Here are the conditions for obligation:
BEING A MUSLIM
To be under the obligation of sadaqa al-fitr, one needs to be a Muslim. According to the Shafii School, however, a non-Muslim also needs to pay sadaqa al-fitr for those Muslims of kindred living under his care.
POSSESSING WEALTH EQUIVALENT TO (AT LEAST) NISAB
As it is in zakat, to become eligible for sadaqa al-fitr, one needs to possess, apart from the basic necessities, wealth equivalent to nisab, an amount equal to 85 grams of gold or 595 grams of silver. Unlike zakat, the possessed wealth does not need to be of increasing nature and a full year does not need to elapse. The Shafii, Hanbali and Maliki Schools contend that nisab is not a pre-requisite for sadaqa al-fitr; in fact, every Muslim possessing the basic necessities as well as the sustenance to see him through the night of Eid is compelled to perform sadaqa al-fitr. A person having become obliged with sadaqa al-fitr does not become free of this obligation upon losing his wealth or having it drop below nisab. However, if one dies owing sadaqa al-fitr, this debt need not to be extracted out of his will, though it is better for the beneficiaries to offer it voluntarily.

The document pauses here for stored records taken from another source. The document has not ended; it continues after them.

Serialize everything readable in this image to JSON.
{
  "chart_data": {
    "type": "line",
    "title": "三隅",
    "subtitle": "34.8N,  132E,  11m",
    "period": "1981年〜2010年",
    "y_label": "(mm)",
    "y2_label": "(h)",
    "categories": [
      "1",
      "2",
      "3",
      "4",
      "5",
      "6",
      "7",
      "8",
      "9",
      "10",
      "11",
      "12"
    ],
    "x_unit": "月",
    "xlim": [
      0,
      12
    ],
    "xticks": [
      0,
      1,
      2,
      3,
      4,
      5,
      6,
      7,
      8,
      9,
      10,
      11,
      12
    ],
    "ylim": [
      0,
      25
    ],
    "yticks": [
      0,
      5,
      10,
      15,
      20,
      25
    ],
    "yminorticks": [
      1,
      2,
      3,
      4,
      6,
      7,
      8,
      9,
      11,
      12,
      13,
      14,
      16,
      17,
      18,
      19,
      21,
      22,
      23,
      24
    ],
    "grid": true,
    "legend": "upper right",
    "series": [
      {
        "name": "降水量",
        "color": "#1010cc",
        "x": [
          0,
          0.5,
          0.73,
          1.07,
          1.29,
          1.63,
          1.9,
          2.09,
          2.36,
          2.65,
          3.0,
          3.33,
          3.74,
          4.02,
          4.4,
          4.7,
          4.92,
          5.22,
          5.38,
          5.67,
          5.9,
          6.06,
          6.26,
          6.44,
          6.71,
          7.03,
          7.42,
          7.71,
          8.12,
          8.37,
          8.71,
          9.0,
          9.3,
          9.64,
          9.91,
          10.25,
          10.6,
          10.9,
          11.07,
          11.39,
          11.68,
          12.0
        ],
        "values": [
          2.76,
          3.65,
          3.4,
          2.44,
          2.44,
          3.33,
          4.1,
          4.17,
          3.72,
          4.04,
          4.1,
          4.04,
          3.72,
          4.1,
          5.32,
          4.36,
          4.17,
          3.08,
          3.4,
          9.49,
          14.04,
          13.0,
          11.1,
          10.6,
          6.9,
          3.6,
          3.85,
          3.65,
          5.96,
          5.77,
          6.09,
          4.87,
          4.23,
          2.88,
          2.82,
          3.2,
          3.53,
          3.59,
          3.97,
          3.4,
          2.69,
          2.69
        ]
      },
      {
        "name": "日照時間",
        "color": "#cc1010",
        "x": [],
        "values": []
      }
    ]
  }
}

AHLIYAH (THE RIGHT TO DISPOSE ON PROPERTY OR WEALTH)
Sadaqa al-fitr does not necessitate one to be an aqil baligh (i.e. sane adult). Leading Hanafi jurists, Abu Hanifa and Abu Yusuf, main tain that the sadaqa al-fitr needs to be given even from the wealth owned by a juvenile or a person who is mentally ill; moreover, a father must give sadaqa al-fitr from the possessions of his wealthy child.
GUARDIANSHIP AND RESPONSIBILITY OF SUPERVISION
For one to be compelled with the fulfillment of sadaqa al-fitr on behalf of others, these others must be under guardianship as people whom one is obliged to take care of. A Muslim, wealthy enough to be eligible for sadaqa al-fitr must also offer it for the children and the mentally ill who lack financial resources and are living in his custody, or under his care. Additionally, grandchildren whose father has passed away must also be paid sadaqa al-fitr for. In conjunction, however, one is not required to pay sadaqa al-fitr for parents, children who have become adults, the wife, brothers and sisters even if they are living under one’s care, owing to the fact that they are not technically under his guardianship. Anyhow, one is more than welcome to voluntarily offer fitr for them. However, the majority of scholars, except for the Hanafi, advise that one is required to offer sadaqa al-fitr for his Muslim parents and wife living under his care, if in possession of the minimum wealth.
The performance of sadaqa al-fitr becomes necessary, according to the Hanafi School, on the first day of Ramadan Eid, with the break of dawn, as sadaqa al-fitr is a charity attached with this specific moment in time. Accordingly, if one dies or becomes poor before the dawn of the first day of the Eid, he is no longer compelled with its performance, although offering it is necessary for those who are born or have become Muslim before the dawn of the day. Sadaqa al-fitr is not necessary for a baby born after dawn, or for one who has embraced Islam after dawn for that matter. Other Islamic jurisprudential schools hold the view that sadaqa al-fitr becomes necessary with the sunset of the final day of Ramadan.
Senturk, Omer Faruk. “Charity in Islam” Tughra Books Press. January 2007.